“Weet je wat het is”, zegt de scriba als hij daarna naar zijn auto loopt, “zo’n viering als dit is niet alleen een kerkdienst, maar ook een evenement. Wat doe je dan? Dan sla je samen aan het knutselen met de liturgie. Totdat je iets prachtigs hebt.”
Die laatste zin van het interview met opperscriba ds. Plaisier bij de viering van het tienjarig bestaan van de Protestantse Kerk in Nederland heeft mij aan het denken gezet. Over dat knutselen – voor het eerst door liturg Marcel Barnard gebruikt – zal ik niet vallen. Immers dat duidt op het samengestelde karakter van íedere soms eeuwenoude liturgische vorm. De liturgieën van verschillende kerken zijn een samenstelling van allerlei elementen uit andere tijden en tradities. Barnard noemt dat bricolage: het gebruiken van verschillende gereedschappen om een nieuwe eenheid te knutselen.
Combinatie
Wat mij trof was die combinatie van evenement en viering. Naar aanleiding van dat relletje over het knutselen en het optreden van een operazanger, musicalster en popband, zei de katholieke cultuurtheoloog Frank Bosman (Tilburg), dat hij de opzet van de dienst bijzonder interessant vond. “Maar ik kan je vertellen: in de rooms-katholieke kerk zou het ondenkbaar zijn. Wie over de drempel van de kerk stapt, gaat een ander taalveld binnen, neemt een andere houding aan. De kerk wil een contrast bieden tegen het leven van alledag. Daarbij passen moeilijk liedjes die je al hoort op Radio 538 of Q-music. De liturgie is bedoeld als een rechtstreekse verwijzing naar het transcendente, zonder geforceerde interpretaties.”

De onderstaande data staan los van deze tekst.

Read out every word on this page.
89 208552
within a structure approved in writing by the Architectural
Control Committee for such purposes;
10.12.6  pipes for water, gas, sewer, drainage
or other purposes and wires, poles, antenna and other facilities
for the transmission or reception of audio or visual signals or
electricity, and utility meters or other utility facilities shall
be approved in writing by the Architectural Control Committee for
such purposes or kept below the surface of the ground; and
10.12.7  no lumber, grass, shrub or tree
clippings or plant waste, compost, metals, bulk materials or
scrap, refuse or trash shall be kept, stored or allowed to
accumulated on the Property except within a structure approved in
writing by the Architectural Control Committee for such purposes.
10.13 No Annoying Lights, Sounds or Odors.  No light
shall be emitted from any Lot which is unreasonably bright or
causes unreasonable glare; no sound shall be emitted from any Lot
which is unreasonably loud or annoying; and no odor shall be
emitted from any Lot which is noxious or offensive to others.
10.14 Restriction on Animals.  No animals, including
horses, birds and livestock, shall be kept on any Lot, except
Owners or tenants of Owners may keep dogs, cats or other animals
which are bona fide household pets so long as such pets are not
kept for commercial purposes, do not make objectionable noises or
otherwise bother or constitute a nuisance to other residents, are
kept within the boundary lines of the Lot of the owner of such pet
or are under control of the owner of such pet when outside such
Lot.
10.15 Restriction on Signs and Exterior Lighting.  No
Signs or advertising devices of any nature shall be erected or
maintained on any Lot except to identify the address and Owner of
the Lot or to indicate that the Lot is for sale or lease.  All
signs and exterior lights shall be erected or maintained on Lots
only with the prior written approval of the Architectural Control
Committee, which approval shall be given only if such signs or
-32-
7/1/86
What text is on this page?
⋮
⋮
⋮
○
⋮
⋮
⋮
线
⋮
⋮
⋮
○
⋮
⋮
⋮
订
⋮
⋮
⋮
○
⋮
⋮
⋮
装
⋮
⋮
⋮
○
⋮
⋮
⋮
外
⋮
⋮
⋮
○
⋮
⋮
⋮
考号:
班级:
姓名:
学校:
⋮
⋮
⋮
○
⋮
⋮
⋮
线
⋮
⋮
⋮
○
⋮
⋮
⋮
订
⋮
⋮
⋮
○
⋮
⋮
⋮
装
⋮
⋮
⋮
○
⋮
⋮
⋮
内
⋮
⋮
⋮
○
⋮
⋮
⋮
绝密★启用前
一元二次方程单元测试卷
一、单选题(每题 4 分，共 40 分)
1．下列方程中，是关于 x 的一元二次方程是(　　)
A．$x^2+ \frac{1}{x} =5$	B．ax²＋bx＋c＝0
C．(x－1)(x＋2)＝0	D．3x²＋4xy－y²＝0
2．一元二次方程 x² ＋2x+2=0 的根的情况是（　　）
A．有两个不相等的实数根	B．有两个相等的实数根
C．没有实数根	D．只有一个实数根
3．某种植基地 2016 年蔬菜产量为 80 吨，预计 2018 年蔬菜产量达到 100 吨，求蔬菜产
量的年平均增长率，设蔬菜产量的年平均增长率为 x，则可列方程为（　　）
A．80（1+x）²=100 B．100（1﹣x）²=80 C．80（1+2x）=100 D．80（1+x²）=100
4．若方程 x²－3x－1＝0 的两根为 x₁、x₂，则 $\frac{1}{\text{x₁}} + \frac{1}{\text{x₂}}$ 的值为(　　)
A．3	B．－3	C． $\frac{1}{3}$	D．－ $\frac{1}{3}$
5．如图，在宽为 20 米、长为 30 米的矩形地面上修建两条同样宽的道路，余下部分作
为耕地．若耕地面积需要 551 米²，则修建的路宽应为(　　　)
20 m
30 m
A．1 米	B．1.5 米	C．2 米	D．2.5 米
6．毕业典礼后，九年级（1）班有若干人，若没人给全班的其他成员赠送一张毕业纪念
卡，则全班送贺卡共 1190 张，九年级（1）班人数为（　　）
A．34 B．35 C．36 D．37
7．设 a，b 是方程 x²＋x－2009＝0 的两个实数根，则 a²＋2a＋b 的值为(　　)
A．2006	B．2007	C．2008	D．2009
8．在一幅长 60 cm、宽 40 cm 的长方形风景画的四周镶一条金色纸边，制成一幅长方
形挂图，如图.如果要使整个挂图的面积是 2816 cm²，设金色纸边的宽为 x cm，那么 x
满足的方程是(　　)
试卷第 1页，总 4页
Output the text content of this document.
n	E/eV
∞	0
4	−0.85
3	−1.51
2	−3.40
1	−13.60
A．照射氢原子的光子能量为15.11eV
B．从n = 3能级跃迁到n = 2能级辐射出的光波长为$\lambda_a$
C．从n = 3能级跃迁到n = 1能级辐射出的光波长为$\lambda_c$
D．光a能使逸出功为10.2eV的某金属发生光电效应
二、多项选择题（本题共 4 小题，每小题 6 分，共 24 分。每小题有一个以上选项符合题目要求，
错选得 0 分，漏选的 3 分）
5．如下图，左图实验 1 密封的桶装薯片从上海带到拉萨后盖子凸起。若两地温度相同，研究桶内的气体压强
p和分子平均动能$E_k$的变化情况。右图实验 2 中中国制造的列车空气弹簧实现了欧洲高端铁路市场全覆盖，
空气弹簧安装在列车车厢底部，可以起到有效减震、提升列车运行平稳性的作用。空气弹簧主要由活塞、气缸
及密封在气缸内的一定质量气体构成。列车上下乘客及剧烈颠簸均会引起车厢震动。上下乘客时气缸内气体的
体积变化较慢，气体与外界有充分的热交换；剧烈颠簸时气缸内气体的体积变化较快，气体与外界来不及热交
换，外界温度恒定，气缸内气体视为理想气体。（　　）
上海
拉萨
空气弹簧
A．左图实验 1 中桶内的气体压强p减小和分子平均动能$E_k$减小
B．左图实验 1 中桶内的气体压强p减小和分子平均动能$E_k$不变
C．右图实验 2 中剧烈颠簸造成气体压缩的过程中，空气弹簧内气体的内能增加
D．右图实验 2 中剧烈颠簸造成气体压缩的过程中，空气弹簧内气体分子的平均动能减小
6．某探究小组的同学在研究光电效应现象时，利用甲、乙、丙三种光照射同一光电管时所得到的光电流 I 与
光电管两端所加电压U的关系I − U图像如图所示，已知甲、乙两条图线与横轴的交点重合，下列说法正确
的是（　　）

Inderdaad ik wil een drempel over gaan, opgenomen worden in een ruimte, die mij helpt in mijn verlangen, zoeken en ervaren van het Geheim van deze werkelijkheid-anders. Maar mijn probleem is niet, dat er in de liturgie soms iets uit de seculariteit wordt gebruikt met de bedoeling om het thema of de ervaring van transcendentie te ondersteunen of daarop een nieuw licht te werpen.
Maar het is die die combinatie van evenement en liturgie. Ik vroeg me af of dan nog wel de gelegenheid geboden wordt een drempel over te gaan. Soms voel ik me vervreemd als toeschouwer bij een vervlakking van liturgie tot relitainment. Natuurlijk aan een evenement is soms wel wat te beleven, maar niet of minder te ervaren. Wat was het doel van de PKN met het opnemen van seculiere elementen in die jubileumviering? Was dat gericht op de verwijzing naar ‘Het Geheim’?
Fotoshoot van ‘liturgen’
Vorig jaar schreef ik enkele kolommen over liturgische kleren. Kort gezegd: ze dienen om de voorganger wat los te maken van persoonlijk en hoogst individuele trekken en hem of haar vóórganger te laten zijn. Het liturgisch gewaad heeft niets te maken met ambtsmacht, integendeel. Allen die een taak hebben in de liturgie zouden zoiets moeten dragen. Het kleed gaat dan ook weer op de kleerhanger zodra we de drempel naar de dagelijkse werkelijkheid zijn over gegaan. Een Remonstrantse – uit een kerk met sobere liturgische vormen – had dat goed begrepen. Ze vond het onpassend, wanneer de dominee in toga naar het koffiedrinken ging.
Daarom ben ik geschrokken en voelde me beschaamd bij het zien van de groepsfoto van de deelnemers aan een predikantendag op de Dam in Amsterdam. Een bonte verzameling exotische geborduurde jurken met stola’s in alle kleuren van de regenboog. Daarboven ginnegappende, trotse, zelfverzekerde, lachende ‘kijk mij eens’ koppen. Heeft men wel begrepen of in de theologische opleiding geleerd, waar liturgisch mantels voor dienen? Heeft men wel begrepen wat liturgie bedoelt te zijn en wat de rol van al deze verklede mensen daarin is? Heeft men nog gevoel voor het onderscheid tussen Liturgie en evenement? Ik vergrootte de foto en zag op de achterste rij een paar dominees in hun doordeweekse kloffie. Zo hoort het als dominee op de Dam.